During the Second World War, my alma mater, Princeton, wrote to all of its students serving in the armed forces, offering to send them three books, gratis, from a list of 70. I love lists like this for what it reveals about taste.

I reckon this 70 stand up pretty well. Only a handful are out of print, and the few that I didn’t know sound, on investigation, worth pursuing. I knew Anatole France had won the Nobel prize for literature, but I didn’t know Penguin Island was considered his masterwork – a satire of the history of France. And the Ambrose Bierce stories, In the Midst of Life, arose from the Civil War years. In fact, the list is permeated with works about war, some – ee cummings’ The Enormous Room – profoundly anti-establishment.

I wonder if Princeton, or any other grand institution, would produce such a heterodox, enduring list today?

Yes, minister?  

As an Italophile, I despair at the current government in Rome. But there are endearing aspects to even unattractive Italians.

In what other country would a finance minister say, “Wars end when consumerism triumphs over romanticism”?

Against consumerism  

Giulio Tremonti (see above) may favour consumerism, but Sam Brittan makes the case for the opposition in, of all places, the Financial Times.

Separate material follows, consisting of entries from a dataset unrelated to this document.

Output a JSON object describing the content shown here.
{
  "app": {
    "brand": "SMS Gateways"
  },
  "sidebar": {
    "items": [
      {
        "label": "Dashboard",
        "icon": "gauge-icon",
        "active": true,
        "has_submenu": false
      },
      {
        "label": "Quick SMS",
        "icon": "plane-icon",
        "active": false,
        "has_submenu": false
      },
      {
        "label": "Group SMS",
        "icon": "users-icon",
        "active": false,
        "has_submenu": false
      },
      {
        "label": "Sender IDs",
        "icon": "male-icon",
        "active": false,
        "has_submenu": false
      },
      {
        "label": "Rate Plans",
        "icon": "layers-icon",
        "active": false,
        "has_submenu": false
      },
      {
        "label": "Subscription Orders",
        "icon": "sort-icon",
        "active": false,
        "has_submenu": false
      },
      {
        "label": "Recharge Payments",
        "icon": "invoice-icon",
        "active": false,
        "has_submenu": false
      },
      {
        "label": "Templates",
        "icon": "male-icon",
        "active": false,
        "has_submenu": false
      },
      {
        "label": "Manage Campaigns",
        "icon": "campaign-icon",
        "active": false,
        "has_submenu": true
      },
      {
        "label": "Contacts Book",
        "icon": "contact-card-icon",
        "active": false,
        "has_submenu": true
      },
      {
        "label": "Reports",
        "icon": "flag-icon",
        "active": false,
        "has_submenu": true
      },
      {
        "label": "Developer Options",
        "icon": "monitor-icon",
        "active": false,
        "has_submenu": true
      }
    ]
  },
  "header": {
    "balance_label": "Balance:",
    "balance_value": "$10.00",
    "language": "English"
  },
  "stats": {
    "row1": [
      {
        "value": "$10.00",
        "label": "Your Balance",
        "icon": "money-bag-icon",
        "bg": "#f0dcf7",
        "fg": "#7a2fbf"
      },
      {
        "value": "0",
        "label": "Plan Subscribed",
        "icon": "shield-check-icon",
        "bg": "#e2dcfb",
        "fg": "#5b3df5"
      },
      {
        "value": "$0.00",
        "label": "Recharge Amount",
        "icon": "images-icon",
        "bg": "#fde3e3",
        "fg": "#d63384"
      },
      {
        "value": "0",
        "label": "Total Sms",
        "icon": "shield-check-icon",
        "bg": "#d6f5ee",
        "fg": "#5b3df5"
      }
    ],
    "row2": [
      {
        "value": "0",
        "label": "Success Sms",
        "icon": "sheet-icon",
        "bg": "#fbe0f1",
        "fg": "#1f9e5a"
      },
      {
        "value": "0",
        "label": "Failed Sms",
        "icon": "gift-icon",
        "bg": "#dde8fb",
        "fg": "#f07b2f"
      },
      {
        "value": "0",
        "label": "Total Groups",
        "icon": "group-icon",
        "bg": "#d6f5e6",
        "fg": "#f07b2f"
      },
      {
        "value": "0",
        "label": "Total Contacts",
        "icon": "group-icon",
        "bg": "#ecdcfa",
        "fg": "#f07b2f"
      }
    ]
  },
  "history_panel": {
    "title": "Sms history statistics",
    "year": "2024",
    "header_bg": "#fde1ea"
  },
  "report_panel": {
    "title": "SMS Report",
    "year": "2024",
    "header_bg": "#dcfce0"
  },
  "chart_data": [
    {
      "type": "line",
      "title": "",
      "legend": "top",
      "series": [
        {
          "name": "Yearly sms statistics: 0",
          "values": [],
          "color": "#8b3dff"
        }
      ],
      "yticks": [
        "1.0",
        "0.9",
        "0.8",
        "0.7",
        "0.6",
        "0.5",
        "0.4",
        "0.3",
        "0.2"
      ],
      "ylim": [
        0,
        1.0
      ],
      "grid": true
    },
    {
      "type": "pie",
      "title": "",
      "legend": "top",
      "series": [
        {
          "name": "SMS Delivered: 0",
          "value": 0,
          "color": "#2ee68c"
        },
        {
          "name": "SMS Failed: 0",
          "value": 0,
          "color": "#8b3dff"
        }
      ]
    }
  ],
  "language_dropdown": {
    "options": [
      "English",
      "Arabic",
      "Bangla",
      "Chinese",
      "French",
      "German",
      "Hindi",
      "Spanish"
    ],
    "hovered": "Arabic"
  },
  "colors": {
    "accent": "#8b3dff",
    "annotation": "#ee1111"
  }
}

He quotes Keynes writing in 1930: “[Eventually we would realise] that avarice is a vice, that the exaction of usury is a misdemeanour, and the love of money is detestable, that those walk most truly in the paths of virtue and sane wisdom who take least thought for the morrow… We shall honour those who can teach us to pluck the hour and the day virtuously and well, the delightful people who are capable of taking direct enjoyment in things, the lilies of the field who toil not, neither do they spin.” (Isn’t it a pity that no one writes like that anymore?)

Brittan, known for his sometimes too-dense economic analysis, is hardly a starry-eyed idealist. And he emphasises that a market economy is the best way to achieve a less materialistic society. He concludes: “A century before [Keynes], John Stuart Mill had written that ‘elbowing and treading on each other’s heels’ were a passing stage in human development. The transition will not be an easy one. But it may help our sanity if we see in it the silver lining that Keynes and Mill so long ago discerned.”

My home town  

Although I’ve lived in Europe for over 23 years, I still consider Chicago my home town. So I’m pleased Boeing has settled well in its new headquarters town. But what was interesting about the Phil Condit interview in the Financial Times was his stress on the importance of the old virtue of being with one’s peers: “Mr Condit relishes Chicago because it has a diversity of information and opinion that can be gathered from regular contact with fellow chief executives in the area. Motorola’s Chris Galvin, James Farrell of Illinois Tool Works, and Tellabs’ Richard Notebaert are on his list.”

Further proof, if any were needed, that the notion that technology renders location immaterial is nonsensical.

The famous five  

The Guardian helpfully provides the full list of Argentina’s five presidents in less than two weeks: Fernando de la Rua, Ramon Puerta, Adolfo Rodriguez Saa, Ramon Puerta (again!), Eduardo Camano, Eduardo Duhalde.